Están solos. Paloma provoca. Juega con la delgada línea roja. Sabe que tiene el poder, por temerario que parezca. El “Estilos” cita a Pedro Infante: “Esa cosa de las diferencias sociales no lo deja a uno aventarse”.

Regresa la canción “Fuera del mundo”. ¿Acaso es posible más allá de una noche? “¿Fuera?” ¿Qué tan fuera? Entre la molestia, el miedo y el desdén, Jaime sigue en esa “fiesta” extraña tan llena de risa y de amenaza de que algo explote. Y de abismos. Y de dolor. El deseo brutal podría explotar. Lo andan rozando. Pero el “Estilos” está enamorado.

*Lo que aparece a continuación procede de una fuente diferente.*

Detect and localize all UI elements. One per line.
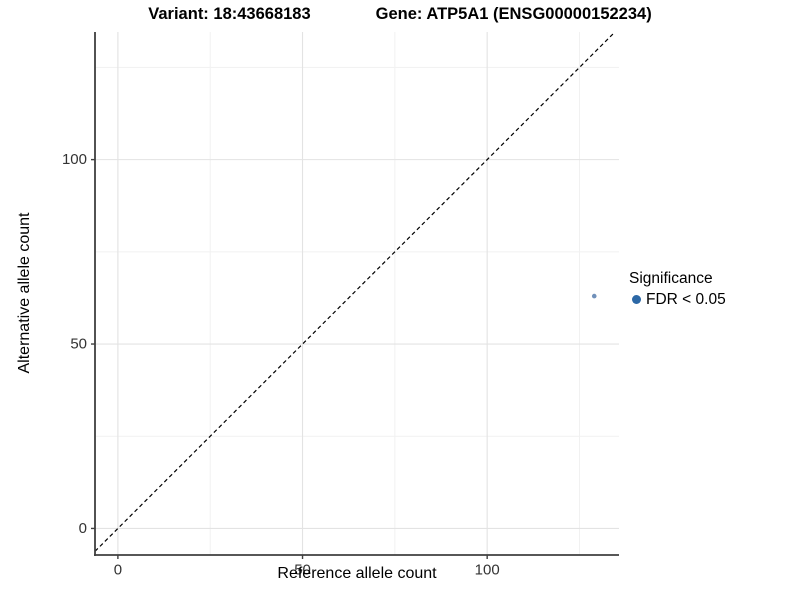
legend-point-icon [632, 295, 641, 304]
legend: Significance FDR < 0.05 [629, 268, 726, 310]
x-tick-label: 100 [475, 561, 500, 578]
y-tick-label: 100 [62, 151, 87, 168]
plot-title: Variant: 18:43668183 Gene: ATP5A1 (ENSG0… [0, 5, 800, 24]
x-axis-title: Reference allele count [277, 565, 437, 582]
identity-line [94, 31, 616, 552]
x-tick-label: 0 [114, 561, 122, 578]
plot-title-gene: Gene: ATP5A1 (ENSG00000152234) [375, 5, 652, 23]
plot-title-variant: Variant: 18:43668183 [148, 5, 311, 23]
y-tick-label: 0 [79, 520, 87, 537]
data-point [591, 293, 597, 299]
legend-title: Significance [629, 270, 713, 287]
y-axis-title: Alternative allele count [16, 212, 33, 374]
y-tick-label: 50 [70, 336, 87, 353]
x-tick-label: 50 [294, 561, 311, 578]
legend-entry: FDR < 0.05 [629, 289, 726, 310]
legend-entry-label: FDR < 0.05 [646, 291, 726, 308]
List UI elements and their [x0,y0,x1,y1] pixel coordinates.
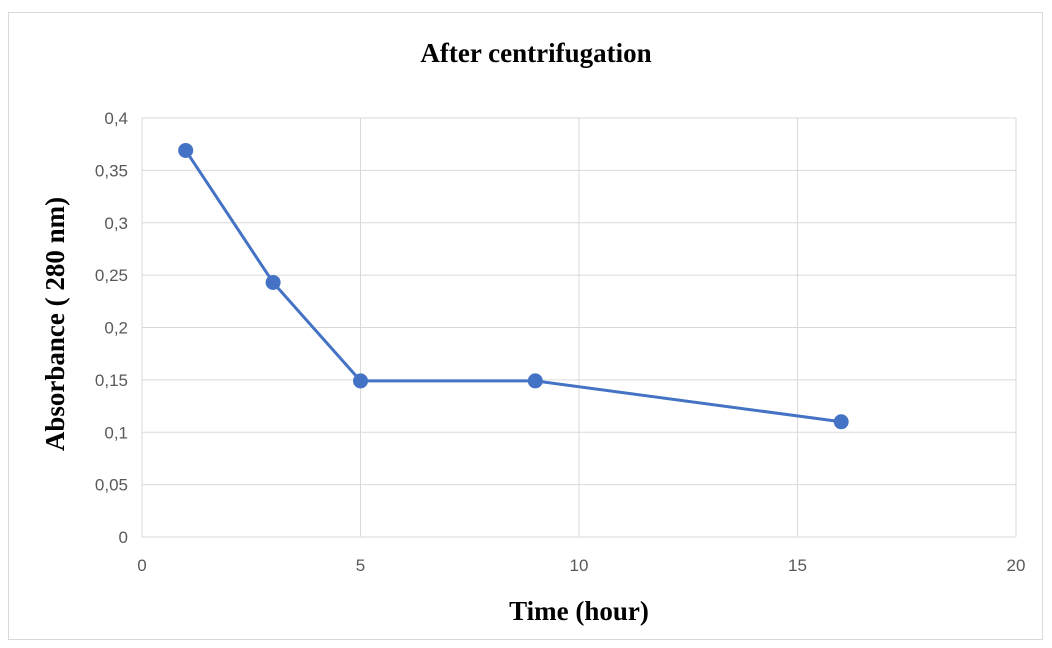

Cuando llega la mañana van a desayunar y los celos de Jaime estallan. Es entonces cuando colgado del legado de su clase y de su “nombre” se desliza por la rampa enjabonada sin siquiera darse cuenta. ¿Qué no es su derecho de niño rico, de diplomado, de blanco? “Es muy fácil ser bravo, cuando no se tiene nada que perder, ustedes ni nombre tienen: Mazacote, Azteca, Gato, Estilos. Yo soy el arquitecto Jaime de Landa y yo sí tengo algo que perder, ¿ustedes qué tienen? Mugrosos sin nombre”. El Gato responde: ¿qué tenemos? Tenemos lo que a ti te falta”. No vio nada en ellos, Jaime. No aprendió nada. Pero tampoco sabe quién es Paloma. La que emerge, se descubre, cambia. 

El final. Cuando Jaime y Paloma se bajan del carro en una colonia elegante. Caminan. Jaime se aleja a buscar un taxi. El “Estilos” viene corriendo con el caballo de madera que le regaló a Paloma: “tenga señorita, ya se le andaba olvidando su caballito”. Ella solo dice “Gracias”, y la mirada de Julissa nos hunde en la silla. La otra vida posible. La vida paralela. La intensidad de esa mirada que se despide. De la noche. De el “Estilos”. Y de Jaime. Paloma se sube al taxi sola y deja a su novio a mitad de la calle. Bueno, no sola, va con su caballito. Va con la nueva Paloma.